When I made the decision to focus on academics in college and not play on the UCSD team, a part of my identity died. It was a decision that I still wonder about today. While I continued to play year round on intramural teams and on the beach, my life was simply not the same without regular teammates, training, and travelling. There was something about those long days in the summer heat, the camaraderie that came with physical suffering and emotional toughening. My teammates were my sisters. Years later I attended weddings, baby showers, and even coached at my high school with a former teammate.

Sisters. The woman on the right just gave birth to her second child.


Coaching at my high school with my former teammate




Some years later, I began to fantasize about the idea of running some kind of race. Despite having been an athlete all those years, the idea of running long distance terrified me. I had never been a distance runner; in fact I was known for my speed in short distance sprints. And the idea of pacing myself has never been a particular strength of mine. So, rather than try running, I simply would picture myself doing it from time to time.

But stress does funny things to a person. This year, while completing my second year of graduate school in the most academically challenging year to date, I found myself engaging in behaviors that were unlike me: compulsively eating, choosing to stay in rather than hang with friends on a Friday night because of pure exhaustion, blowing entire weekends on homework alone. After several months of this, I was running on reserves. I needed to tap into another part of myself, something deep down & non-intellectual to re-energize and re-motivate myself in life.

This is what I looked like at the height of the stress.

The funny thing about inspiration is that it travels via osmosis. As I was going through this non-active period  of my life, I was reading my friends' Facebook pages & blogs, seeing pictures of people participating in Color Runs, 10ks, and even Ironman competitions. One friend wrote in her blog about how she went from "couch potato" to "marathon runner," and even provided tips on how to do this. My best friend, another former athlete who had retired many years ago, signed up for a half marathon with her sister in an effort to get back in shape.

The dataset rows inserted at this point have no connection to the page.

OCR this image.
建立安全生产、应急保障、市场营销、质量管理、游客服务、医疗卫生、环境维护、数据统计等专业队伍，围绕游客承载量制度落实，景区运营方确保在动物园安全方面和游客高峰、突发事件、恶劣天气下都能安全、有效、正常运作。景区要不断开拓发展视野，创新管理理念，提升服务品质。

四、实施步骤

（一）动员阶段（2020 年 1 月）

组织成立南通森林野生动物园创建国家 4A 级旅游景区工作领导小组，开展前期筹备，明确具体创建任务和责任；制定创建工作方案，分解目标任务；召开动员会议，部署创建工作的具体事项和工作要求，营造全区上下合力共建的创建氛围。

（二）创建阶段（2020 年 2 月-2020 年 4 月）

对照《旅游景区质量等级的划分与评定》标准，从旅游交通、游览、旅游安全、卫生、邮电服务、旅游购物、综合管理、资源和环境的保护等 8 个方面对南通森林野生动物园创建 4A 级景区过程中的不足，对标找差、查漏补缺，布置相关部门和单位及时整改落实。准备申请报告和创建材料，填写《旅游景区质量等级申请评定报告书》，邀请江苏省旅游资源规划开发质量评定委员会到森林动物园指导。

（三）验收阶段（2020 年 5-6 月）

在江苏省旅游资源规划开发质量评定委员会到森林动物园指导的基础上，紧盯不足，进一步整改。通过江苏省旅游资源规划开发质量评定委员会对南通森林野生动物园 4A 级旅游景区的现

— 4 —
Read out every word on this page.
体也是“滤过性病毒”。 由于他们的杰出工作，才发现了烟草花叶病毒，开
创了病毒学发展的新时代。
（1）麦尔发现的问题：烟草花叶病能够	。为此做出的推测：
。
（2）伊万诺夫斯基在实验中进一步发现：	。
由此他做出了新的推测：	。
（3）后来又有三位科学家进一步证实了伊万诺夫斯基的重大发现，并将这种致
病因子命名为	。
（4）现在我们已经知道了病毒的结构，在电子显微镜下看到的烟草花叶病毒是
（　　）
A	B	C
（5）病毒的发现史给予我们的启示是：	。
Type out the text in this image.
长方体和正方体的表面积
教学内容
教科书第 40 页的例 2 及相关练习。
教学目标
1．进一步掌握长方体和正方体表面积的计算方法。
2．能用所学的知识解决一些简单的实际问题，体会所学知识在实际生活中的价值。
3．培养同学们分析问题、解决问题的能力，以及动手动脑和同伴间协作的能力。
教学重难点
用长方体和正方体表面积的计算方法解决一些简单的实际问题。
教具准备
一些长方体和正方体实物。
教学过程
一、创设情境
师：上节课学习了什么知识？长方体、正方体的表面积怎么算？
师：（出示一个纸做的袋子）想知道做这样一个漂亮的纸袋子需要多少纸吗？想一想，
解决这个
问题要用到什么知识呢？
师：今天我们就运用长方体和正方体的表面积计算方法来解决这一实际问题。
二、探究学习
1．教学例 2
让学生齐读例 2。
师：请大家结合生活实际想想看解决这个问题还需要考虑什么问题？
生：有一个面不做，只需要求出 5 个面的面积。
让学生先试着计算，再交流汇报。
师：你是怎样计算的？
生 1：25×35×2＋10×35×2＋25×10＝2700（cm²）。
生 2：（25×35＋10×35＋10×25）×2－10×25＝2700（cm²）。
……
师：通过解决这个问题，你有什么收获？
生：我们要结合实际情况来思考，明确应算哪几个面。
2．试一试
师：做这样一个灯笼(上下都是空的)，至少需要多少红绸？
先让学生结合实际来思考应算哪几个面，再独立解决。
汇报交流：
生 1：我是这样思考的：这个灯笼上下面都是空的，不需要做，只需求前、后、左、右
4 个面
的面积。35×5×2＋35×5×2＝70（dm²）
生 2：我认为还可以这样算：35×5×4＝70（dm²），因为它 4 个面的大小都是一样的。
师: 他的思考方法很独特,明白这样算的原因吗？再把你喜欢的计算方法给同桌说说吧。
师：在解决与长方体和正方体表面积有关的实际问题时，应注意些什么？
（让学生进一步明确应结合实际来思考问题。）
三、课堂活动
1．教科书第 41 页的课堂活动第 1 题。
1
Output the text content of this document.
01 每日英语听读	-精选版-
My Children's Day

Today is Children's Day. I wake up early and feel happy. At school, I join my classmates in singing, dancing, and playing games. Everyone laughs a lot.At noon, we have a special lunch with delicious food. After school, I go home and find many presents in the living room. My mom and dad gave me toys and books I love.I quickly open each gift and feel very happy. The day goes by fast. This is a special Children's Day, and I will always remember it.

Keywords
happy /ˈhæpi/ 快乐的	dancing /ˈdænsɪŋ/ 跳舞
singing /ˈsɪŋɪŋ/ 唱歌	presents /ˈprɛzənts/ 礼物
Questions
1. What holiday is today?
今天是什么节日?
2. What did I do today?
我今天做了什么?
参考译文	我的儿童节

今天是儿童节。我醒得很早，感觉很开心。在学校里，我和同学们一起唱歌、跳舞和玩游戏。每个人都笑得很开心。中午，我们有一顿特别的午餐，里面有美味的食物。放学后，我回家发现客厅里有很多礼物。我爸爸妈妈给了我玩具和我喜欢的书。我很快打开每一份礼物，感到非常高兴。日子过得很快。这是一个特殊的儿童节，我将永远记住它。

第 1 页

A real life picture from a friend's Facebook. The woman on the right is a former teammate.
At some point I tired of reading about other people's success and began to think about my own. And then it dawned on me: maybe this was the part of myself I needed to tap into- the inner 16 year old athlete who used to win "Most Inspirational" awards, not because she was the best player on the team, but because she had the most heart.

Gotta love the 1980's graphics on these babies.
So I bought some running shoes, strapped my Iphone to my arm, and went for a jaunt around Lake Merritt. Or part of it at least.

...And thennnn I pulled my hamstring.

It turns out that being nearly 30 meant I couldn't get away with not stretching before my runs. While my mind was tapping into my 16 year old self, my body was reminding me that I was nearly twice as old now. Humbling, to say the least.

This is not me, but this woman is demonstrating excellent stretching technique.

I've continued to run and can confidently say that I am ready to complete the 5k I recently signed up for. My real goal, however, is to finish a 10k. And who knows? Perhaps the rush I get after I complete the 6.4 miles will launch me into an even longer race. There's something addicting about this whole running world. But I actually don't care so much about the time or the distance- for me, it's more about the inspiration I feel setting these goals and achieving them. Running has brought me back to life and reminded me that I am, indeed, still an athlete at heart. 


This young buck still resides in my heart.